A CNN poll released Monday finds that 54% of Americans oppose ObamaCare, the President’s signature domestic policy. Just 43% of adults support the law, a figure that has changed little since the law was enacted in 2010. The full effects of ObamaCare won’t be felt for another seven months.
When Democrats passed ObamaCare in 2010, they intentionally put off the effective date for most of the act’s provisions until 2014. The long delay in implementation meant that most voters didn’t feel any impact from the law while Obama was waging his reelection campaign in 2012. As a result, impressions of the law have largely remained static, with the public generally opposed to the legislation. CNN just polled adults, suggesting that actual voters are even more opposed to the law.
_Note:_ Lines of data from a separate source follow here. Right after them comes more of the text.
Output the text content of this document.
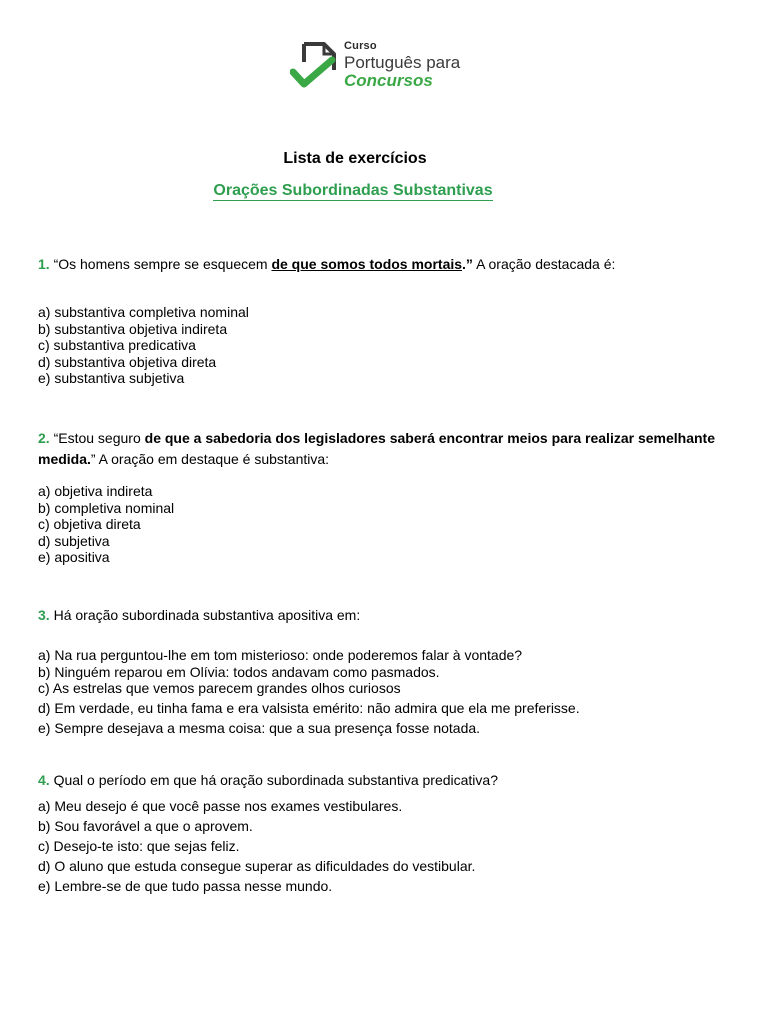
Curso
Português para
Concursos
Lista de exercícios
Orações Subordinadas Substantivas
1. “Os homens sempre se esquecem de que somos todos mortais.” A oração destacada é:
a) substantiva completiva nominal
b) substantiva objetiva indireta
c) substantiva predicativa
d) substantiva objetiva direta
e) substantiva subjetiva
2. “Estou seguro de que a sabedoria dos legisladores saberá encontrar meios para realizar semelhante medida.” A oração em destaque é substantiva:
a) objetiva indireta
b) completiva nominal
c) objetiva direta
d) subjetiva
e) apositiva
3. Há oração subordinada substantiva apositiva em:
a) Na rua perguntou-lhe em tom misterioso: onde poderemos falar à vontade?
b) Ninguém reparou em Olívia: todos andavam como pasmados.
c) As estrelas que vemos parecem grandes olhos curiosos
d) Em verdade, eu tinha fama e era valsista emérito: não admira que ela me preferisse.
e) Sempre desejava a mesma coisa: que a sua presença fosse notada.
4. Qual o período em que há oração subordinada substantiva predicativa?
a) Meu desejo é que você passe nos exames vestibulares.
b) Sou favorável a que o aprovem.
c) Desejo-te isto: que sejas feliz.
d) O aluno que estuda consegue superar as dificuldades do vestibular.
e) Lembre-se de que tudo passa nesse mundo.
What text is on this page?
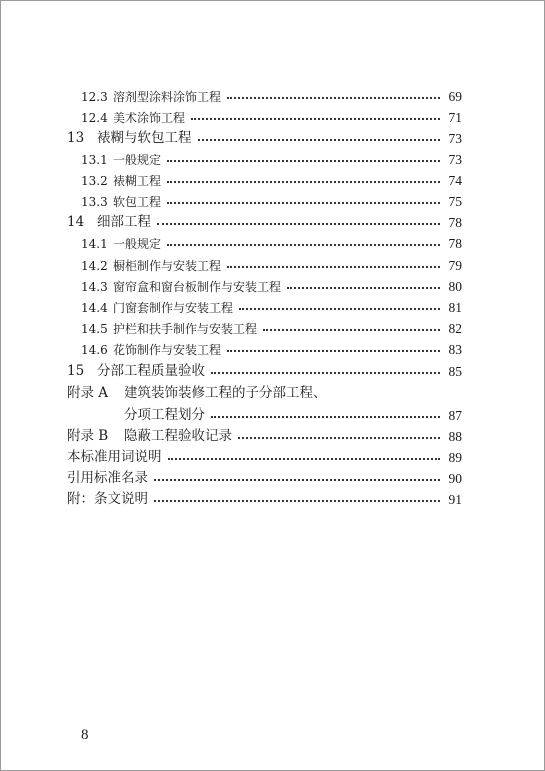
12.3 溶剂型涂料涂饰工程	69
12.4 美术涂饰工程	71
13 裱糊与软包工程	73
13.1 一般规定	73
13.2 裱糊工程	74
13.3 软包工程	75
14 细部工程	78
14.1 一般规定	78
14.2 橱柜制作与安装工程	79
14.3 窗帘盒和窗台板制作与安装工程	80
14.4 门窗套制作与安装工程	81
14.5 护栏和扶手制作与安装工程	82
14.6 花饰制作与安装工程	83
15 分部工程质量验收	85
附录 A	建筑装饰装修工程的子分部工程、
分项工程划分	87
附录 B	隐蔽工程验收记录	88
本标准用词说明	89
引用标准名录	90
附：条文说明	91
8
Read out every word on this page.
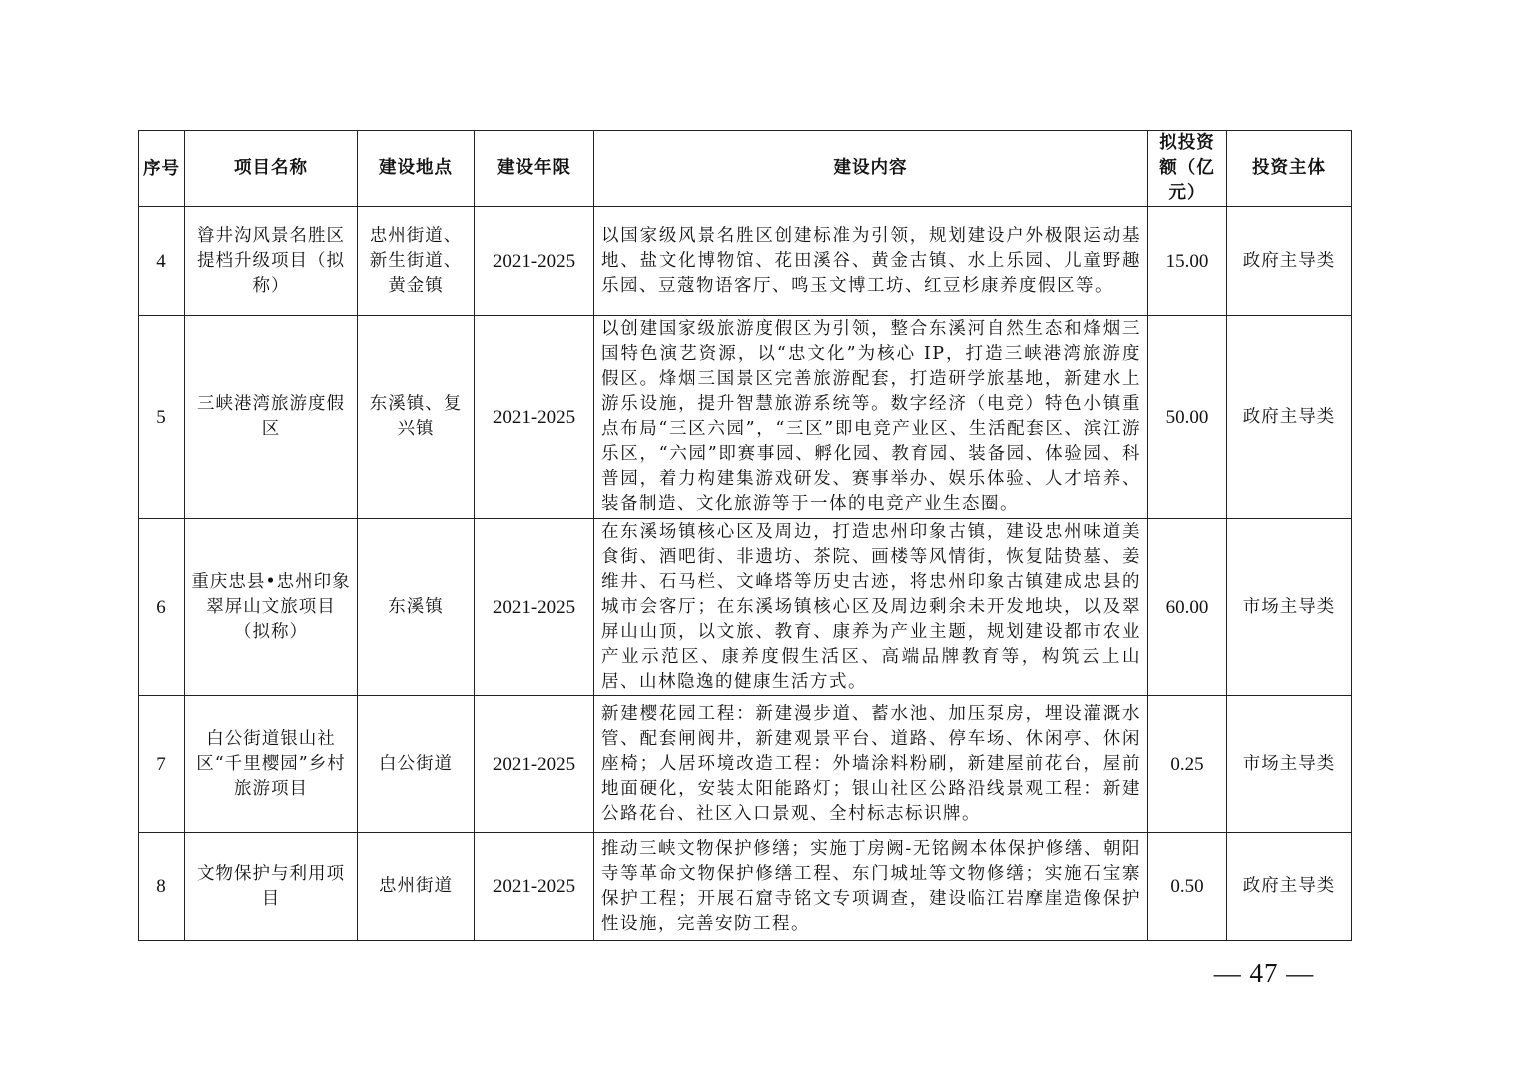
序号	项目名称	建设地点	建设年限	建设内容	拟投资额（亿元）	投资主体
4	㽏井沟风景名胜区提档升级项目（拟称）	忠州街道、新生街道、黄金镇	2021-2025	以国家级风景名胜区创建标准为引领，规划建设户外极限运动基地、盐文化博物馆、花田溪谷、黄金古镇、水上乐园、儿童野趣乐园、豆蔻物语客厅、鸣玉文博工坊、红豆杉康养度假区等。	15.00	政府主导类
5	三峡港湾旅游度假区	东溪镇、复兴镇	2021-2025	以创建国家级旅游度假区为引领，整合东溪河自然生态和烽烟三国特色演艺资源，以“忠文化”为核心 IP，打造三峡港湾旅游度假区。烽烟三国景区完善旅游配套，打造研学旅基地，新建水上游乐设施，提升智慧旅游系统等。数字经济（电竞）特色小镇重点布局“三区六园”，“三区”即电竞产业区、生活配套区、滨江游乐区，“六园”即赛事园、孵化园、教育园、装备园、体验园、科普园，着力构建集游戏研发、赛事举办、娱乐体验、人才培养、装备制造、文化旅游等于一体的电竞产业生态圈。	50.00	政府主导类
6	重庆忠县•忠州印象翠屏山文旅项目（拟称）	东溪镇	2021-2025	在东溪场镇核心区及周边，打造忠州印象古镇，建设忠州味道美食街、酒吧街、非遗坊、茶院、画楼等风情街，恢复陆贽墓、姜维井、石马栏、文峰塔等历史古迹，将忠州印象古镇建成忠县的城市会客厅；在东溪场镇核心区及周边剩余未开发地块，以及翠屏山山顶，以文旅、教育、康养为产业主题，规划建设都市农业产业示范区、康养度假生活区、高端品牌教育等，构筑云上山居、山林隐逸的健康生活方式。	60.00	市场主导类
7	白公街道银山社区“千里樱园”乡村旅游项目	白公街道	2021-2025	新建樱花园工程：新建漫步道、蓄水池、加压泵房，埋设灌溉水管、配套闸阀井，新建观景平台、道路、停车场、休闲亭、休闲座椅；人居环境改造工程：外墙涂料粉刷，新建屋前花台，屋前地面硬化，安装太阳能路灯；银山社区公路沿线景观工程：新建公路花台、社区入口景观、全村标志标识牌。	0.25	市场主导类
8	文物保护与利用项目	忠州街道	2021-2025	推动三峡文物保护修缮；实施丁房阙-无铭阙本体保护修缮、朝阳寺等革命文物保护修缮工程、东门城址等文物修缮；实施石宝寨保护工程；开展石窟寺铭文专项调查，建设临江岩摩崖造像保护性设施，完善安防工程。	0.50	政府主导类
— 47 —
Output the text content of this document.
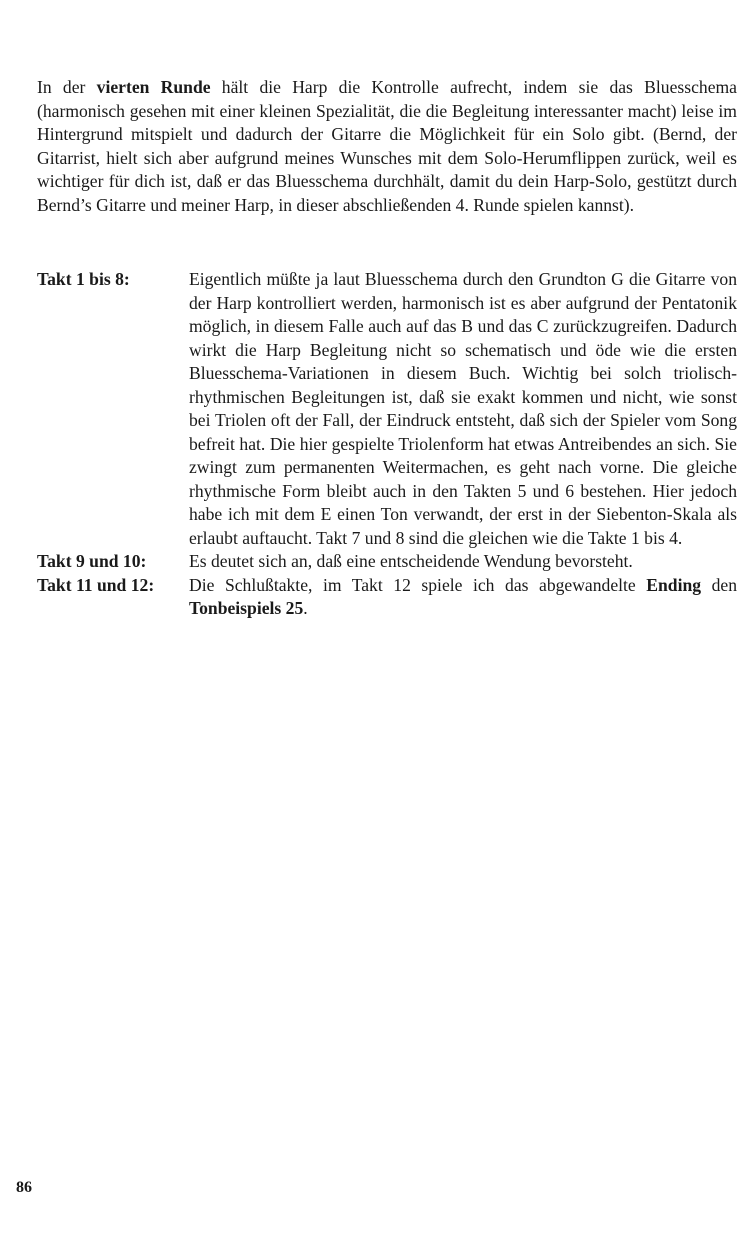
In der vierten Runde hält die Harp die Kontrolle aufrecht, indem sie das Bluesschema (harmonisch gesehen mit einer kleinen Spezialität, die die Begleitung interessanter macht) leise im Hintergrund mitspielt und dadurch der Gitarre die Möglichkeit für ein Solo gibt. (Bernd, der Gitarrist, hielt sich aber aufgrund meines Wunsches mit dem Solo-Herumflippen zurück, weil es wichtiger für dich ist, daß er das Bluesschema durchhält, damit du dein Harp-Solo, gestützt durch Bernd’s Gitarre und meiner Harp, in dieser abschließenden 4. Runde spielen kannst).

Takt 1 bis 8:	Eigentlich müßte ja laut Bluesschema durch den Grundton G die Gitarre von der Harp kontrolliert werden, harmonisch ist es aber aufgrund der Pentatonik möglich, in diesem Falle auch auf das B und das C zurückzugreifen. Dadurch wirkt die Harp Begleitung nicht so schematisch und öde wie die ersten Bluesschema-Variationen in diesem Buch. Wichtig bei solch triolisch-rhythmischen Begleitungen ist, daß sie exakt kommen und nicht, wie sonst bei Triolen oft der Fall, der Eindruck entsteht, daß sich der Spieler vom Song befreit hat. Die hier gespielte Triolenform hat etwas Antreibendes an sich. Sie zwingt zum permanenten Weitermachen, es geht nach vorne. Die gleiche rhythmische Form bleibt auch in den Takten 5 und 6 bestehen. Hier jedoch habe ich mit dem E einen Ton verwandt, der erst in der Siebenton-Skala als erlaubt auftaucht. Takt 7 und 8 sind die gleichen wie die Takte 1 bis 4.

Takt 9 und 10:	Es deutet sich an, daß eine entscheidende Wendung bevorsteht.

Takt 11 und 12:	Die Schlußtakte, im Takt 12 spiele ich das abgewandelte Ending den Tonbeispiels 25.

86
In October, health care exchanges, where consumers can shop for health insurance, come on-line. The federal government will be running these exchanges in most states. In January, the IRS will begin enforcing that mandate that all Americans purchase insurance. The agency will also oversee a slew of new taxes, credits and subsidies designed to help Americans buy the mandated insurance. It will also enforce a requirement that certain employers provide insurance coverage or pay a penalty.
It is likely that most Americans will experience some change in their health insurance coverage. Before these changes take place, Americans generally oppose the law. Once these changes are absorbed, however, this opposition is likely to spike higher.